Déradicalisation manquée : le parcours "d'Abou la Saumure", passé du jihadisme au proxénétisme

Dans la prison de Fleury-Mérogis (Essonne), le 29 octobre 2015.
Dans la prison de Fleury-Mérogis (Essonne), le 29 octobre 2015. (ERIC FEFERBERG / AFP)

Condamné à trois ans de détention en mai, le jeune homme risque de se radicaliser à nouveau en prison.

De l'emprise salafiste au proxénétisme... Dans un article publié le 12 novembre20 Minutes retrace le trajet d'un jeune homme, Geoffrey, dont la "déradicalisation" a échoué. Ce jeune homme, aujourd'hui âgé de 24 ans, avait été recueilli à l'âge de 4 mois par sa mère adoptive, qui s'est confiée au journal.

Liliane, 75 ans, a revu Geoffrey lundi 9 novembre au parloir de Fleury-Mérogis, pour la première fois depuis qu'il a été condamné à trois ans de prison en mai. Elle décrit ainsi son fils au quotidien : "Il a la barbichette. Je pense qu’il s’est à nouveau radicalisé. Mais il me dit : 'T’inquiète, maman, tout va bien se passer.'"

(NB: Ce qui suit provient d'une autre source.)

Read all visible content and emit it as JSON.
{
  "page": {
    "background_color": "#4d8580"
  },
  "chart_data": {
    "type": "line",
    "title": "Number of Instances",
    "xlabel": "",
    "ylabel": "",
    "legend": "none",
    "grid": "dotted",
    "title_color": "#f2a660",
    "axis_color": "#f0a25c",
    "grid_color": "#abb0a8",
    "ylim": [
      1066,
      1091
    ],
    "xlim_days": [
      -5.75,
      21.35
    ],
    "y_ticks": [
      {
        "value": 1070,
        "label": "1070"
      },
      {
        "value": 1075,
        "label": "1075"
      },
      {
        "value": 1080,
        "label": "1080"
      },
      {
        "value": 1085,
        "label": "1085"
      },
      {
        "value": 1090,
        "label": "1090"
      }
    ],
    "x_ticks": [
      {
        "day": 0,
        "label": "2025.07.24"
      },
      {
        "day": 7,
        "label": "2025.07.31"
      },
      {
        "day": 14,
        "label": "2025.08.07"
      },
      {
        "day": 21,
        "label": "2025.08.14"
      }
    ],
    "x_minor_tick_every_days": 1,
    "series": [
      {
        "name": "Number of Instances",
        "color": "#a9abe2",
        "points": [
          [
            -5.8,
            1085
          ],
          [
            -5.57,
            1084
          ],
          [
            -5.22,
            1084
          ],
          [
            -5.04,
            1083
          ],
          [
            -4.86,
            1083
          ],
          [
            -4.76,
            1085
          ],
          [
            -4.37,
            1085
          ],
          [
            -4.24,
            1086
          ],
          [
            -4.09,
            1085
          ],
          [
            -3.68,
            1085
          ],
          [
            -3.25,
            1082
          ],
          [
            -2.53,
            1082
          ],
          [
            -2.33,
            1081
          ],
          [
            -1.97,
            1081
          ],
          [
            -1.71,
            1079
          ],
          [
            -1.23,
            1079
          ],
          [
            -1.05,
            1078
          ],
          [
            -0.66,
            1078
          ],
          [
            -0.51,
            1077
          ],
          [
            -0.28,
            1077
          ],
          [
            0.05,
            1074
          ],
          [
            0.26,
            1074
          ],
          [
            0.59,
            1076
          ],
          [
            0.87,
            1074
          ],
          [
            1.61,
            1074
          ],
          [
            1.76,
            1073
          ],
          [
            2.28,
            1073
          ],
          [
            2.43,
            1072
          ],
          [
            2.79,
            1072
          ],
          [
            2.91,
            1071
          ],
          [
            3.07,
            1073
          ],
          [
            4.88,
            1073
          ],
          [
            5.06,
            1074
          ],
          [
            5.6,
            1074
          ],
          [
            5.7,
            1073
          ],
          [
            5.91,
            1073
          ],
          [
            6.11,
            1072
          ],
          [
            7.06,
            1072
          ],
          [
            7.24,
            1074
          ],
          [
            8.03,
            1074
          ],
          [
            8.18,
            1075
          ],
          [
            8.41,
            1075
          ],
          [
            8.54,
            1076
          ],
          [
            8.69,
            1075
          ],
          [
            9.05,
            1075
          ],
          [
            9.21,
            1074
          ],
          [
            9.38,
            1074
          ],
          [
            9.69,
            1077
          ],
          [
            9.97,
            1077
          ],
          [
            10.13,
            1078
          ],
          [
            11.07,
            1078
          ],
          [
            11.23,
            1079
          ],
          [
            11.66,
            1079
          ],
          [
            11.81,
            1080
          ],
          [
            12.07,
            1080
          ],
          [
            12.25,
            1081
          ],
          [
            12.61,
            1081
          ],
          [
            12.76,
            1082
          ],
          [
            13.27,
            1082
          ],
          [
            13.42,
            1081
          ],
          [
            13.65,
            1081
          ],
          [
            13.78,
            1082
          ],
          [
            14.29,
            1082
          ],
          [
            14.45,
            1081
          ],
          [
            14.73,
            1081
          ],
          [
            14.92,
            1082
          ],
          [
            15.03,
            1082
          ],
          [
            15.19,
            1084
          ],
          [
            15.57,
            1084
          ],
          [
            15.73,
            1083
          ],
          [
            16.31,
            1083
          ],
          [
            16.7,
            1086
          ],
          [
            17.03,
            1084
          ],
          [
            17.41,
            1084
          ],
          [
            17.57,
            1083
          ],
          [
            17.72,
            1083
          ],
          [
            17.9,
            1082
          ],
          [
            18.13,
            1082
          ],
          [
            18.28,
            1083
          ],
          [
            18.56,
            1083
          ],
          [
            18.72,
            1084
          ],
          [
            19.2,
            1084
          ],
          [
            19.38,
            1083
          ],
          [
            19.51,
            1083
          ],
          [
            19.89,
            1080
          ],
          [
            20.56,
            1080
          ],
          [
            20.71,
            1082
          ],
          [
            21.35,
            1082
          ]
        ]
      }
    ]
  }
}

"Il a mis des filles sur le trottoir et il est reparti en prison"

La vieille dame raconte le passé d'échec scolaire de son fils, son refus de passer son CAP de carreleur, puis le passage à la délinquance qui le conduit en prison, à Villepinte (Seine-Saint-Denis). Là, il "se radicalise au contact de salafistes". Sa mère explique à 20 Minutes qu'elle l'a récupéré "avec le bouc, son tapis de prière toujours sous le bras et habillé en djellaba".

Liliane contacte alors une avocate, qui signale Geoffrey à la cellule antiradicalisation. Pris en charge, le jeune homme abandonne les pratiques rigoristes de l'islam et se trouve une petite amie. Une réussite trompeuse, car cette réadaptation n'est pas une réinsertion : "Il a mis des filles sur le trottoir. Il s'est fait prendre et est reparti en prison", raconte une éducatrice à 20 Minutes.

En mai 2015, Geoffrey est donc condamné à trois ans de prison ferme pour proxénétisme. Il y gagne le surnom "d'Abou la Saumure", allusion à Dodo la Saumure, le proxénète mêlé à l'affaire du Carlton. Sa mère âgée s'en désole. Et pense être la seule qui retient encore son fils de partir en Syrie.